Nach Impfung: Russland mahnt zu zweimonatiger Alkoholabstinenz
Russland setzt große Hoffnungen in seine Impfstoffe. Inzwischen wurden zwei Präparate im Land zugelassen. In Moskau sind nun am Wochenende die ersten Freiwilligen mit dem im August approbierten Impfstoff "Sputnik V" gegen das neuartige Coronavirus geimpft worden.
Doch die Immunisierung gegen den pandemischen Erreger hat ihren Preis: Damit sind – nach derzeitigem Wissensstand – keine gefährlichen Nebenwirkungen gemeint, sondern eine verordnete Alkoholabstinenz für all jene, die die Vakzine verabreicht bekommen.
Hochprozentiges meiden
Anna Popova, Ärztin und Leiterin der russischen Aufsichtsbehörde für Konsumentenschutz und Gesundheitsschutz, ließ die Bevölkerung wissen, dass Alkohol in den beiden auf die Impfung folgenden Monaten tabu sein sollte. Das berichtet unter anderem die Moscow Times.
Damit schloss sich Popova den Empfehlungen der russischen Vize-Ministerpräsidentin Tatyana Golikova an. Auch sie hatte geraten, Alkohol und immunsupprimierende Medikamente für 42 Tage nach der Injektion zu meiden. "Sputnik V" wird in zwei Dosen und im Abstand von 21 Tagen verabreicht.
"Der Alkoholkonsum muss mindestens zwei Wochen vor der Immunisierung eingestellt werden", sagte Popova im Interview mit dem Radiosender Komsomolskaya Pravda. Die Impflinge sollten dann "42 Tage nach der ersten Injektion" auf Alkohol verzichten. In diesem Zeitraum werde die "Immunität gebildet" und "man muss aufpassen".
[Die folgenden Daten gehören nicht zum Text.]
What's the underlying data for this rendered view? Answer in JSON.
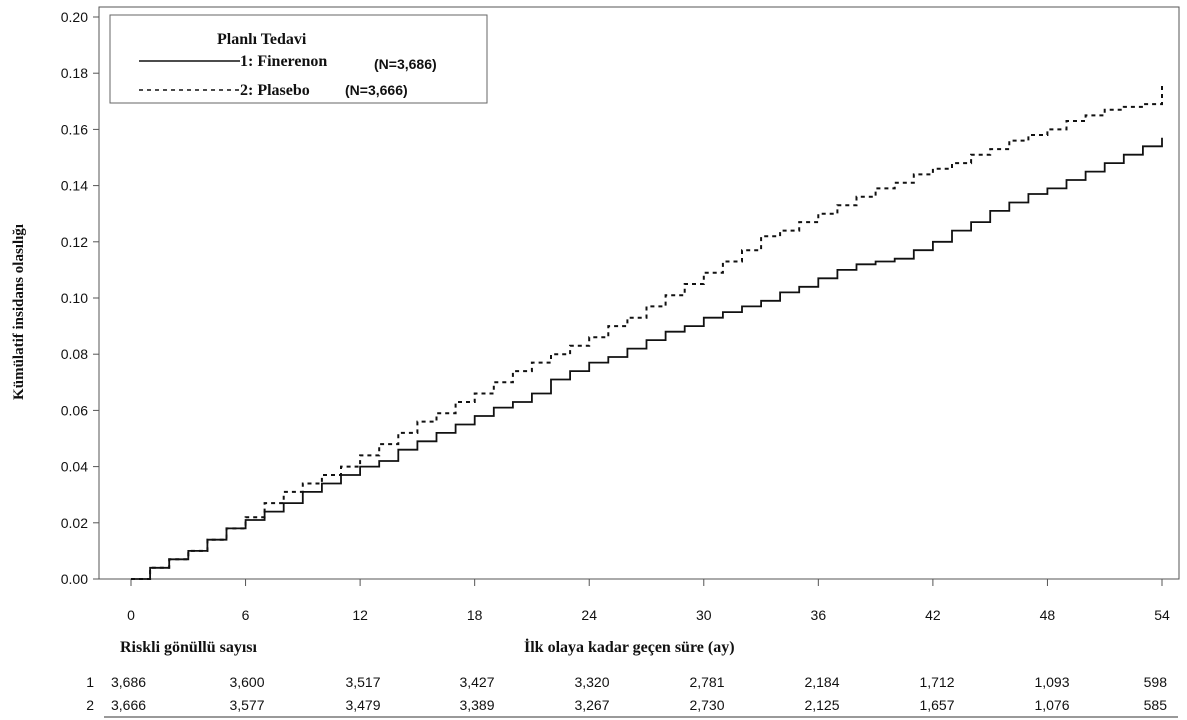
{
  "chart_data": {
    "type": "line",
    "ylabel": "Kümülatif insidans olasılığı",
    "xlabel": "İlk olaya kadar geçen süre (ay)",
    "xlim": [
      0,
      54
    ],
    "ylim": [
      0,
      0.2
    ],
    "x_ticks": [
      0,
      6,
      12,
      18,
      24,
      30,
      36,
      42,
      48,
      54
    ],
    "x_tick_labels": [
      "0",
      "6",
      "12",
      "18",
      "24",
      "30",
      "36",
      "42",
      "48",
      "54"
    ],
    "y_ticks": [
      0,
      0.02,
      0.04,
      0.06,
      0.08,
      0.1,
      0.12,
      0.14,
      0.16,
      0.18,
      0.2
    ],
    "y_tick_labels": [
      "0.00",
      "0.02",
      "0.04",
      "0.06",
      "0.08",
      "0.10",
      "0.12",
      "0.14",
      "0.16",
      "0.18",
      "0.20"
    ],
    "legend": {
      "title": "Planlı Tedavi",
      "position": "top-left",
      "entries": [
        {
          "label": "1: Finerenon",
          "n": "(N=3,686)",
          "style": "solid"
        },
        {
          "label": "2: Plasebo",
          "n": "(N=3,666)",
          "style": "dashed"
        }
      ]
    },
    "series": [
      {
        "name": "1: Finerenon",
        "style": "solid",
        "x": [
          0,
          1,
          2,
          3,
          4,
          5,
          6,
          7,
          8,
          9,
          10,
          11,
          12,
          13,
          14,
          15,
          16,
          17,
          18,
          19,
          20,
          21,
          22,
          23,
          24,
          25,
          26,
          27,
          28,
          29,
          30,
          31,
          32,
          33,
          34,
          35,
          36,
          37,
          38,
          39,
          40,
          41,
          42,
          43,
          44,
          45,
          46,
          47,
          48,
          49,
          50,
          51,
          52,
          53,
          54
        ],
        "y": [
          0.0,
          0.004,
          0.007,
          0.01,
          0.014,
          0.018,
          0.021,
          0.024,
          0.027,
          0.031,
          0.034,
          0.037,
          0.04,
          0.042,
          0.046,
          0.049,
          0.052,
          0.055,
          0.058,
          0.061,
          0.063,
          0.066,
          0.071,
          0.074,
          0.077,
          0.079,
          0.082,
          0.085,
          0.088,
          0.09,
          0.093,
          0.095,
          0.097,
          0.099,
          0.102,
          0.104,
          0.107,
          0.11,
          0.112,
          0.113,
          0.114,
          0.117,
          0.12,
          0.124,
          0.127,
          0.131,
          0.134,
          0.137,
          0.139,
          0.142,
          0.145,
          0.148,
          0.151,
          0.154,
          0.157
        ]
      },
      {
        "name": "2: Plasebo",
        "style": "dashed",
        "x": [
          0,
          1,
          2,
          3,
          4,
          5,
          6,
          7,
          8,
          9,
          10,
          11,
          12,
          13,
          14,
          15,
          16,
          17,
          18,
          19,
          20,
          21,
          22,
          23,
          24,
          25,
          26,
          27,
          28,
          29,
          30,
          31,
          32,
          33,
          34,
          35,
          36,
          37,
          38,
          39,
          40,
          41,
          42,
          43,
          44,
          45,
          46,
          47,
          48,
          49,
          50,
          51,
          52,
          53,
          54
        ],
        "y": [
          0.0,
          0.004,
          0.007,
          0.01,
          0.014,
          0.018,
          0.022,
          0.027,
          0.031,
          0.034,
          0.037,
          0.04,
          0.044,
          0.048,
          0.052,
          0.056,
          0.059,
          0.063,
          0.066,
          0.07,
          0.074,
          0.077,
          0.08,
          0.083,
          0.086,
          0.09,
          0.093,
          0.097,
          0.101,
          0.105,
          0.109,
          0.113,
          0.117,
          0.122,
          0.124,
          0.127,
          0.13,
          0.133,
          0.136,
          0.139,
          0.141,
          0.144,
          0.146,
          0.148,
          0.151,
          0.153,
          0.156,
          0.158,
          0.16,
          0.163,
          0.165,
          0.167,
          0.168,
          0.169,
          0.176
        ]
      }
    ]
  },
  "risk_table": {
    "title": "Riskli gönüllü sayısı",
    "rows": [
      {
        "id": "1",
        "values": [
          "3,686",
          "3,600",
          "3,517",
          "3,427",
          "3,320",
          "2,781",
          "2,184",
          "1,712",
          "1,093",
          "598"
        ]
      },
      {
        "id": "2",
        "values": [
          "3,666",
          "3,577",
          "3,479",
          "3,389",
          "3,267",
          "2,730",
          "2,125",
          "1,657",
          "1,076",
          "585"
        ]
      }
    ]
  },
  "colors": {
    "line": "#111111",
    "axis": "#555555",
    "text": "#111111"
  }
}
"Es ist eine Belastung für den Körper. Wenn wir gesund bleiben und eine starke Immunantwort haben wollen, trinken Sie keinen Alkohol", appellierte sie an die russische Bevölkerung, die zu den weltweit trinkfreudigsten zählt. Die Weltgesundheitsorganisation (WHO) veröffentlichte im Jahr 2011 einen globalen Zustandsbericht über Alkohol und Gesundheit. Damals landete Russland nach Weißrussland, Moldau und Litauen mit über 15 Litern reinem Alkohol pro Person (über 15 Jahre) pro Jahr auf Platz 4 des Rankings. Popova riet auch vom Rauchen vor und nach der Impfung ab, da Tabakrauch die Lunge reizt und die Immunantwort beeinträchtigen könnte.
Glas Champagner erlaubt
Als Reaktion auf Popovas Kommentare beschwichtigte Alexander Gintsburg, Leiter des staatlichen Gamaleya-Forschungszentrums, das "Sputnik V" entwickelt hat, laut Moscow Times. Zwar solle man vor und nach der Impfung Alkohol nicht im Übermaß genießen: "Ein einziges Glas Champagner" habe aber "noch nie jemandem geschadet".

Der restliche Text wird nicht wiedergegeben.